Consumer watchdog Choice says that yoghurt products that are often marketed as healthy, low fat and calcium rich are more akin to desserts than healthy breakfast options.
Investigative journalist at Choice, Kate Browne says that packaged breakfast pots, particularly yoghurts with muesli, are often laden with high kilojoule and sugar levels, and have a tendency to list confusing serving sizes.
Browne says that products such as Bulla Yoghurt Crunch Summer Berry, which offers yoghurt and muesli in a pot with a spoon is clearly intended to be eaten on the go, however, the small print indicates that one pot actually holds 2.25 serves.
“The average person is probably going to eat the whole pot, meaning they’ll consume 1339kJ and a whopping 42g of sugars.
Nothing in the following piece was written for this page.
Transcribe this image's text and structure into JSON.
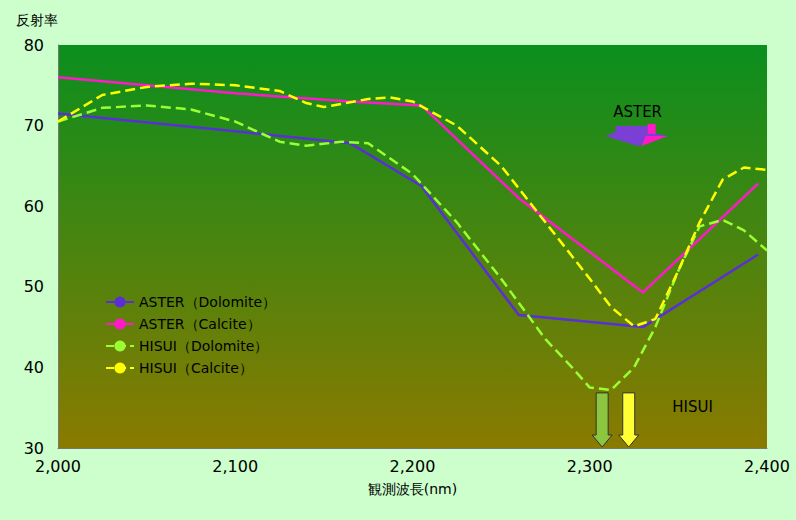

People may be surprised that this Bulla Yoghurt Crunch product has around the same number of kilojoules as a Magnum Almond, and over 50% more sugar,” Browne says.
“While sugar and kilojoule laden yoghurts do have the benefit of calcium, they are more of a dessert treat.”
Within the same category, Choice found Ski Double Up (with muesli) to contain five teaspoons of sugar per pot and Vaalia Breakfast To Go (with muesli) to contain four teaspoons of sugar per pot. In contrast the watchdog found Chobani’s plain Greek-style yoghurt low fat to contain less than one teaspoon of sugar.
Choice also examined a number of dairy-based products marketed towards children including YoGo Mix Choc Chips, which they found to contain no yoghurt but 1090kJ and 29.9g sugar per 150g pot. Choice says that this product sits in the same section as 140g Vaalia Kids Strawberry yoghurt which has around half the kilojoules and sugar.